Der vertikale Finanzausgleich regelt die Beziehungen zwischen Gebietskörperschaften auf unterschiedlichen Ebenen, d. h. zwischen Bund und Bundesländern sowie zwischen Bundesländern, Gemeindeverbänden und Gemeinden.
Der horizontale Finanzausgleich regelt die Beziehungen zwischen den Hoheitsträgern der gleichen Stufe. Die Aufgabenverteilung wird als aktiver, die Verteilung der Einnahmen als passiver Finanzausgleich bezeichnet. Die Einnahmenverteilung beinhaltet die Verteilung der Steuern eines Staates, wobei in die Teilhoheiten Gesetzgebungs-, Verwaltungs- und Ertragshoheit unterschieden wird, und regelt die Zahlungen der Gebietskörperschaften untereinander, um über eine Angleichung der Finanzausstattungen dem Gebot der Einheitlichkeit der Lebensverhältnisse (Art. 72 Grundgesetz) Rechnung tragen zu können.

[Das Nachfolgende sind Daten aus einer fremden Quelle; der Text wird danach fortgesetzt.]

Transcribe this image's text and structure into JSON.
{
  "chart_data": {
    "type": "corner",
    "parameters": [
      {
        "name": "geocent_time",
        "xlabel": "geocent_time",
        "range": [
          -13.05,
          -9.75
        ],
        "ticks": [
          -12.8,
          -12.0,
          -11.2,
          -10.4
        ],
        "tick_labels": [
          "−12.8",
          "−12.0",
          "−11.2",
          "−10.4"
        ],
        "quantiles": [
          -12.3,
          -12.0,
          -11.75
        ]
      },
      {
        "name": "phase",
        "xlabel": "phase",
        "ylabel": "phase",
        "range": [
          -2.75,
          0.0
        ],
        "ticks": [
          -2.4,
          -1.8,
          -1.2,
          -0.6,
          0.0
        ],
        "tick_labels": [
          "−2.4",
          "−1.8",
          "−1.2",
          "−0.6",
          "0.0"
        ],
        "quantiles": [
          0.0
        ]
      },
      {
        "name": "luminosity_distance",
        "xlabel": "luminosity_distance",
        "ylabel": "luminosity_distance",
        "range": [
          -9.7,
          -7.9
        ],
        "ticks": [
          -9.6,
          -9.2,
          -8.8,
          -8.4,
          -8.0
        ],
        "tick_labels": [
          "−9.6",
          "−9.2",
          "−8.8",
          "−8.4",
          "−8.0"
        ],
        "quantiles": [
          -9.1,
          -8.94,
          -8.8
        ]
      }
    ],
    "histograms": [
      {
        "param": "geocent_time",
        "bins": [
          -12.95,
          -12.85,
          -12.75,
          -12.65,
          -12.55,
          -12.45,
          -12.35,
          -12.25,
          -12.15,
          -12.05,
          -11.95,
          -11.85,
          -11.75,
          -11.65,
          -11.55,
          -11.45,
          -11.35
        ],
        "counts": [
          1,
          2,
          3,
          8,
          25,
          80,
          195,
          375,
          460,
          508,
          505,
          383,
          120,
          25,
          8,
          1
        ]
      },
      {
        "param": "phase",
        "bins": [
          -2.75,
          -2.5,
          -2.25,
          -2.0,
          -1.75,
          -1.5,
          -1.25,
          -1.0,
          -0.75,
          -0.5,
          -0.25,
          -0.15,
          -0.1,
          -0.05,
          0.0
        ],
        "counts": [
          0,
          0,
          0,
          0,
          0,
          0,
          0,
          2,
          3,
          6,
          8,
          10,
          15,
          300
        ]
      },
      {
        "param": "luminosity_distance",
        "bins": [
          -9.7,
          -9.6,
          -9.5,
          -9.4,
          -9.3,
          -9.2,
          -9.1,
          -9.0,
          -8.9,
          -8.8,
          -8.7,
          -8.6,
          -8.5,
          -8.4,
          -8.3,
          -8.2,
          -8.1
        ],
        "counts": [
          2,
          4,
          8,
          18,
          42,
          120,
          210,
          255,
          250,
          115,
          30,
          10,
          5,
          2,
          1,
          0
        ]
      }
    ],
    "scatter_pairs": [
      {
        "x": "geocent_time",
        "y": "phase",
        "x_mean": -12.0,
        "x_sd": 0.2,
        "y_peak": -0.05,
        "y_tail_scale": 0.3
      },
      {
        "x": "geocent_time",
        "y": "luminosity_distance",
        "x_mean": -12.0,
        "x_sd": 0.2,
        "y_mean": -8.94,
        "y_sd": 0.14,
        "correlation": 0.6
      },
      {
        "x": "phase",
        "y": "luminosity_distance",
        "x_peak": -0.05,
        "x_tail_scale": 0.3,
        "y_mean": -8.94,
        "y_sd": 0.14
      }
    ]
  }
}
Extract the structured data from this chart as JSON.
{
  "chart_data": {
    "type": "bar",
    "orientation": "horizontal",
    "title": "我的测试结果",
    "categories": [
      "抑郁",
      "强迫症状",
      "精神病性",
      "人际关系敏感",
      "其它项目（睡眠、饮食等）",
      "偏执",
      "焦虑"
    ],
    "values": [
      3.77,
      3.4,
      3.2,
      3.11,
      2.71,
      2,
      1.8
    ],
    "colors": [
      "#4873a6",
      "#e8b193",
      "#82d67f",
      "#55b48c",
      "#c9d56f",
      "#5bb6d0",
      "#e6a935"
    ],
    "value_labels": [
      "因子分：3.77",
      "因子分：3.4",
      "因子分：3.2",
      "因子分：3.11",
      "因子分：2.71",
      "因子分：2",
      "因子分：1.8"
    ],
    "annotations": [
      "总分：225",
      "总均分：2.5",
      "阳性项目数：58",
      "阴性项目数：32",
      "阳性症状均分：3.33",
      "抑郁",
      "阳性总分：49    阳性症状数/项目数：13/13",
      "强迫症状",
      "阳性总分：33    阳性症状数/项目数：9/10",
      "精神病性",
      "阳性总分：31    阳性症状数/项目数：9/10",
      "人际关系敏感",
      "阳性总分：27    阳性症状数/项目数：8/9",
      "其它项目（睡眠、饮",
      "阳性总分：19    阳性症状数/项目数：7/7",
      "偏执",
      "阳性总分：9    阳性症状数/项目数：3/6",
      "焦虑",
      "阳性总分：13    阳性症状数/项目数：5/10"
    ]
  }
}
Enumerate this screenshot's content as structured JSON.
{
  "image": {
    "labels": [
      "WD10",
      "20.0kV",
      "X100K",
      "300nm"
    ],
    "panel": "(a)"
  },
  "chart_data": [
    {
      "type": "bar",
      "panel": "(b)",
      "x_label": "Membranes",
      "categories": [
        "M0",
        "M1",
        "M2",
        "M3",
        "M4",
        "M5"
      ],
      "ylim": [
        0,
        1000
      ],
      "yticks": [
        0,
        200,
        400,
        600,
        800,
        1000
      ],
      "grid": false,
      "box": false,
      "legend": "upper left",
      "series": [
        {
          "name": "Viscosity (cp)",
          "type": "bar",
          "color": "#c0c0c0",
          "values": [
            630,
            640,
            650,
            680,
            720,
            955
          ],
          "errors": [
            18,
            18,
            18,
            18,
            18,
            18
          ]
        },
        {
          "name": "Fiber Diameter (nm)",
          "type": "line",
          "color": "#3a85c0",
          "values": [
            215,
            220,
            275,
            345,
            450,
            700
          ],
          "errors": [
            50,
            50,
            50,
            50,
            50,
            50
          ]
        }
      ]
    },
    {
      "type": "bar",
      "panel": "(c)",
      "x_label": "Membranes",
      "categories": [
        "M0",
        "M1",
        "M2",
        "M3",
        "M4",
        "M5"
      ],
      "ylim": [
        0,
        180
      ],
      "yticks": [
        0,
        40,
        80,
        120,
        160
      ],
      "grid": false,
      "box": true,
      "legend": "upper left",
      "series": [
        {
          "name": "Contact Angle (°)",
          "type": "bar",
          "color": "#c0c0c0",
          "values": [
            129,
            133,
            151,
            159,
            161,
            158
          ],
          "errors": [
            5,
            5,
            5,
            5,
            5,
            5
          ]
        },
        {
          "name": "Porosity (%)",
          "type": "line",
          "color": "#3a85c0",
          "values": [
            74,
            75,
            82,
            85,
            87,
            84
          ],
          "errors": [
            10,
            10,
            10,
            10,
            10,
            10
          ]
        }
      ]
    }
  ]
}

Die Ausgleichszahlungen unter den Ländern im Rahmen des horizontalen Finanzausgleichs werden mit Hilfe von Steuerkraftmesszahl und der Ausgleichsmesszahl errechnet: Die Steuerkraftmesszahl, die »Ist-Größe«, errechnet sich aus den Landes- und Gemeindesteuereinnahmen, wobei Letztere mit einheitlichen Hebesätzen und nur zur Hälfte angesetzt werden. Diese Steuereinnahmen werden noch um gewisse Sonderlasten bereinigt, z. B. Hafenbelastungen der Stadtstaaten Hamburg und Bremen. Die Ausgleichsmesszahl, die »Soll- bzw. Bedarfsgröße«, errechnet sich aus den bundesdurchschnittlichen Steuereinnahmen je Einwohner, multipliziert mit den Einwohnerzahlen des Landes. Hierbei kommen allerdings nicht die tatsächlichen Einwohnerzahlen zum Ansatz, sondern darüber liegende fiktive, »veredelte« Einwohnerzahlen, mit denen bestimmte Sonderbelastungen (z. B. Ballungsdichte) berücksichtigt werden sollen.